Sugerimos que la relación mítica entre una madre (y sólo ella) que todo lo da, y un padre que  abandona a la prole, o mira por ella ocasionalmente, se asienta en un imaginario que establece una vinculación traumática entre la naturaleza y el hombre depredador, que debe ser sustituido por el poder público, sea representado en una figura personal o en las instituciones del Estado. Ese hombre depredador es el “extranjero“, el conquistador, pero también el petrolero yanqui, o el emigrante voraz que despoja a los criollos de la riqueza. Finalmente, los hijos, “el pueblo”, son siempre las víctimas. Esta marca traumática de la paternidad no es una excepción venezolana. Octavio Paz (1981: 23­24) habla de la psiquis mexicana en términos muy similares, al referirse a la autoridad política, en la que percibe elementos precolombinos, hispánicos y musulmanes.

Detrás del respeto al Señor Presidente está la imagen tradicional del Padre… La figura del padre se bifurca en la dualidad de patriarca y de macho. El patriarca protege, es bueno, poderoso, sabio. El macho es el hombre terrible, el chingón, el padre que se ha ido, que ha abandonado mujer e hijos.
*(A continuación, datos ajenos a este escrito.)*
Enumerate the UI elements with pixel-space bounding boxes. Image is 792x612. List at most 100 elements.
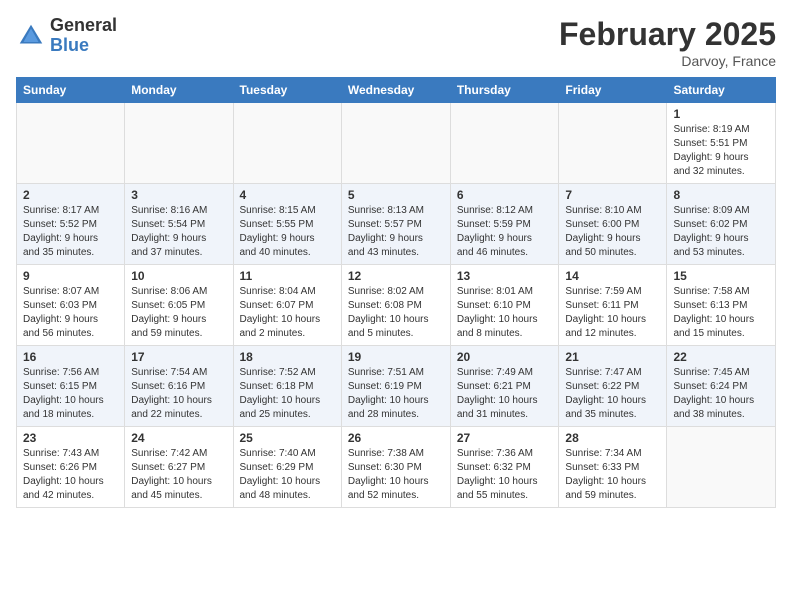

El tema del padre terrible, en su opinión, se aproxima al de la legitimidad del origen, a la que atribuye la inestabilidad política típica de los países latinoamericanos. El padre ausente es, por definición, un padre imaginado e imaginario, a quien puede atribuirse cualquier condición, desde el padre depredador y violento que arrasa a la madre, hasta el héroe salvador que un día recordará a sus hijos abandonados y acudirá en su auxilio. No por casualidad éste ha sido un guión clásico en el cine mexicano y argentino de los años cuarenta y cincuenta, que derivó en las radionovelas y telenovelas latinoamericanas, en las que, por cierto, la producción venezolana ha sido protagónica.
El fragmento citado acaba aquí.